Researchers rely on statistics in their work and p-values are a commonly used statistical tool, including in fisheries and marine conservation science (among many other fields). P-values are widely interpreted as a way to determine the probability that a null hypothesis is true or false. A p-value less than 0.05, for example, is often taken to mean an experiment’s findings are “significant” and the null hypothesis should therefore be assumed false.
But that assumption is a fundamental misunderstanding of what p-values actually tell us. As data scientist Mike Hay points out in three recent blogs on OpenChannels.org (first, second, and third), a p-value is really the probability that, if the null hypothesis were true, we would obtain a statistical result as extreme or more extreme than we got with our data. That is quite different from how it is typically applied and understood.

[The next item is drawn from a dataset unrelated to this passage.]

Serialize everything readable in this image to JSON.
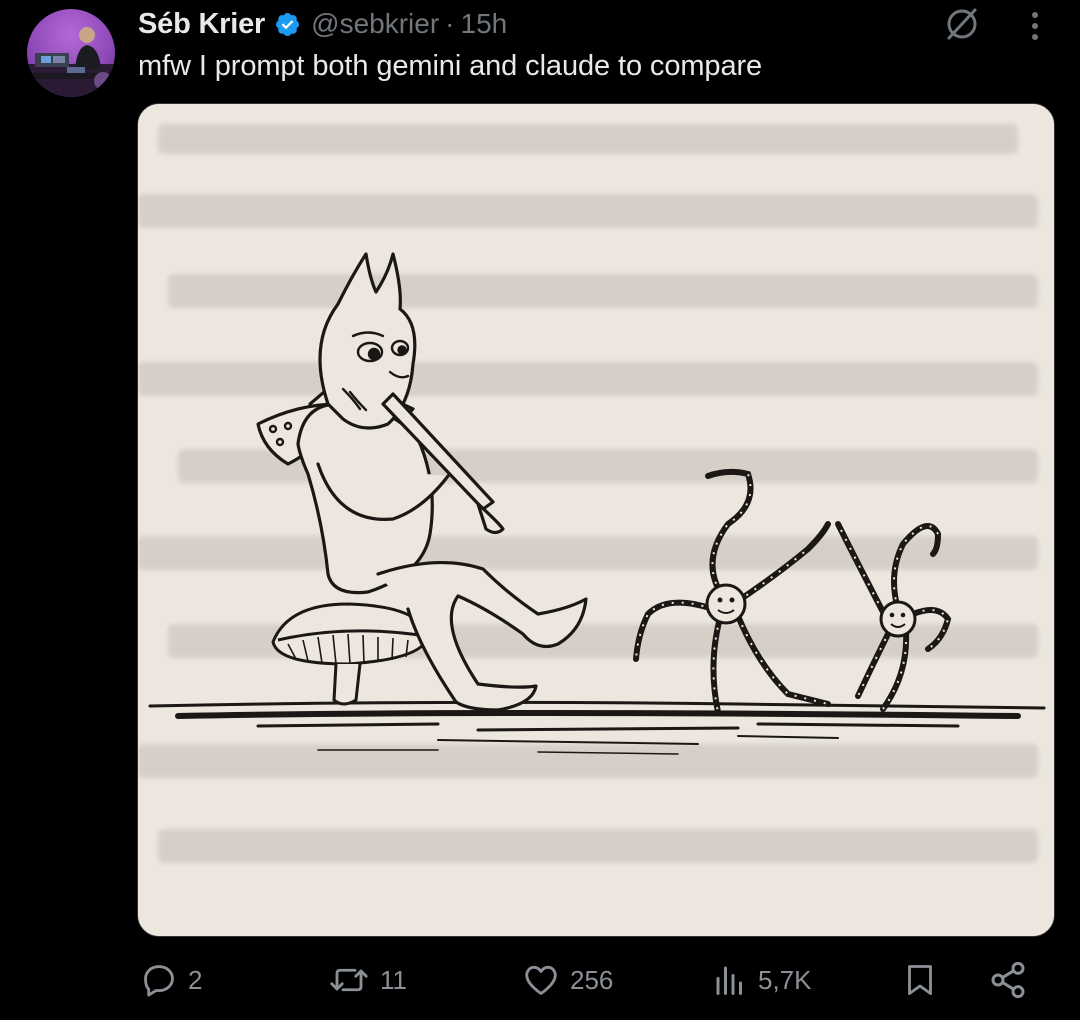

As evidence of that difference, Hay shows how a “significant” result under 0.05 could actually have more than a 50% chance of being incorrect(!). “Calling everything with p < 0.05 ‘significant’ is just plain wrong,” he writes. Hay works for OCTO, which also publishes MPA News.
Interpreting p-values incorrectly presents a threat to the credibility and accuracy of scientific results, he writes. The fields of psychology and medical science are currently experiencing replication crises due to the use of poor statistical methods. “Fisheries and marine policy have many of the same risk factors driving the unreliability of scientific findings in those other fields, but no one has actually attempted to do any replication studies yet,” says Hay.
His blogs are a plea to marine scientists to tighten up their statistical methods. Hay recommends greater use of Bayesian statistical models, which can more easily avoid the pitfalls of p-values.